# Bayesian inference with a binary and a continuous variable

I am studying the link between a linguistic feature (the specifics doesn't really matter but for any given language there are two options, the language either has the feature or it doesn't) and gender disparity in a given country. I am planning to only include countries where a significant portion of the population (say at least 75%) speaks a single language to make things easier.

Gender disparity is extremely difficult to quantify but I have looked at the Gender Inequality Index published by the UN (though it severely punishes economically underdeveloped countries on the basis of access to hygiene products), percentage of representatives who do not identify as a woman in the countries' national legislatures (it could be argued that this is not a metric of gender disparity but a lower percentage score here is usually an indicator better equality and I would not dream of using this data on its own), the gender gap in literacy rates (though this only matters in countries where there is illiteracy to begin with), and finally data from World Values Survey where I will take the percentage of the respondents who agreed (strongly or not) with a statement that was discriminatory against women for a given country.

Now the problem is, I want to specifically argue that there isn't a positive correlation between the linguistic feature and gender disparity. My supervisor told me that I would have to use Bayesian inference as not finding evidence for the alternative hypothesis does not necessarily mean that my H0 is true. I did some reading on Bayesian inference, namely Bayesian Statistics for Beginners: a step-by-step approach by Therese Donovan since stats is neither my nor my supervisor's forte, and from what I understand given the sample data that I have attached to this thread I calculated the posterior probabilities of the two hypotheses (H1: a positive correlation between the two variables, H2: no positive correlation between the two variables), My definition of likelihood is problematic, I believe, because I simply calculated the likelihood of any new country that I add to the dataset speaking a language that has the linguistic feature in question and has gender inequality values above the average/median inequality values of the country where a language that doesn't have the feature is spoken for the likelihood of H1. For example: In the sample dataset above I have a total of 10 countries, the probability of a new country speaking a language with an EGM value of 1 and a percentage score higher than the median (I used median here because using averages gave a 0% chance for the probability of H1, but I am unsure whether to use mean of median in the larger dataset) of languages with an EGM value of 0 is 0.1 as out of the 10 countries only 1 fits this profile. Whereas the likelihood of H2 is calculated as all other scenarios, the new language added having a lower or equal score than the average/median of EGM=0 languages, which in our sample is 0.4. I then calculated the posterior probabilities using the following equation: Based on the values at hand I feel like I can say that there is an 80% chance that there is no positive correlation between the linguistic feature and gender inequality. My supervisor found this viable and advised that I get the statistical setup checked by the statistician in our department. But I wanted to come here and get a better understanding before I go ahead and do that.

My questions are:

1. My data are most likely not normally distributed, would that cause any issues in my analysis?
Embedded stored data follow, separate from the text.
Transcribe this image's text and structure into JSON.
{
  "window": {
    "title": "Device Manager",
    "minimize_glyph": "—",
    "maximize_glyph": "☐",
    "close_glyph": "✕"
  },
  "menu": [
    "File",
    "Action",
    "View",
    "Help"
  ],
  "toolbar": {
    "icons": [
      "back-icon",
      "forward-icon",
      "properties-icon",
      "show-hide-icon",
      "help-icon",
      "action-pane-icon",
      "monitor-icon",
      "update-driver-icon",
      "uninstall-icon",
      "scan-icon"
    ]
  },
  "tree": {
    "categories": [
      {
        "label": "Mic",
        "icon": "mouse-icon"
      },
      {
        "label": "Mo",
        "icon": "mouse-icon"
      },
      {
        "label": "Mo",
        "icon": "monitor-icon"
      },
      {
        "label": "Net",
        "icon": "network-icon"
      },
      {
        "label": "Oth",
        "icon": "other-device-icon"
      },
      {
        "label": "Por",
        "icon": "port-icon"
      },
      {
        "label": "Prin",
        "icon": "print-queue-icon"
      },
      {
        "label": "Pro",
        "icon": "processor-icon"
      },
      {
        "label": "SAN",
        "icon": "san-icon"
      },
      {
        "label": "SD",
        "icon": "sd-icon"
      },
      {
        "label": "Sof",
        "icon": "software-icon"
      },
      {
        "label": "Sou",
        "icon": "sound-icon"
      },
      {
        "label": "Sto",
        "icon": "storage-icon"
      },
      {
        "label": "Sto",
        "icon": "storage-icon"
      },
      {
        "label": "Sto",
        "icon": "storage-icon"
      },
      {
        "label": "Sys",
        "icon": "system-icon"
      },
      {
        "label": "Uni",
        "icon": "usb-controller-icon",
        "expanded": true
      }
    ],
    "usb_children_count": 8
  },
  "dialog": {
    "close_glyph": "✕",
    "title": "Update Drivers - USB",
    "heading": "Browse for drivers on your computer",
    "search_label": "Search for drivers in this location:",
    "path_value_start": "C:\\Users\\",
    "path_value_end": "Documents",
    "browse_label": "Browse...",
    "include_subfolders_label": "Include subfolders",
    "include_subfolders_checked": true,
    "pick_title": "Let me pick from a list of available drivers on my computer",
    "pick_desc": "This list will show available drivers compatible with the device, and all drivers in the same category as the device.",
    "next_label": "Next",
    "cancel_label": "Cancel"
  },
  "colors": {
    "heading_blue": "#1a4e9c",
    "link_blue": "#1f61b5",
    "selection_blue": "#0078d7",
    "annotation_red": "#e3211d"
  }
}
2. I can see that there is, surprisingly, a negative correlation between the feature and gender inequality from the box plots I created using the sample, which works to my advantage as I only argue that there isn't a positive one. Is there any way I could quantify the extent of the correlation? I saw a couple of posts here that advised using point-biserial correlation when one of the variables is binary, as is the case here.

3. Is my Bayesian inference setup right? In particular, am I right in thinking that the likelihood for H1 (positive corr.) is the likelihood of finding countries that are both EGM=1 and inequality values greater than the average of countries that are EGM=0, and that the likelihood for H0 (no positive corr.) is the likelihood of finding countries that are both EGM=1 and inequality values equal or below the average of countries that are EGM=0. The reason for this definition is that the more countries I find that are EGM=1 and have values greater than the average of EGM=0, there will come a point where EGM=1 average will be greater than EGM=0 average which would mean that there is a positive correlation between the feature and inequality since correlation between a binary variable and a continuous variable is a comparison of averages.

4. This is linked to the previous question but is there any reason I am using averages for the comparison and not medians? Using median values to get rid of outliers seems like a good idea in theory but there must be a reason that makes averages the superior choice in a comparison like this.

This is my first time posting here so forgive me if my post is extremely long and/or not suitable for the platform as the only reason I am doing this is to get some prior background on the subject before I face the department statistician so that I will not look like a complete fool with no understanding of even the most basic statistical concepts. If it matters, I only took what they called 'Advanced Statistics' as part of my Economics degree more than 3 years ago, and have no prior or posterior exposure to statistics apart from interpreting the results of other academic studies. It just seems there there are an endless number of statistical tools and I am afraid of using a hammer to screw together two pieces of wood. Anyway, many thanks in advance for all of your responses!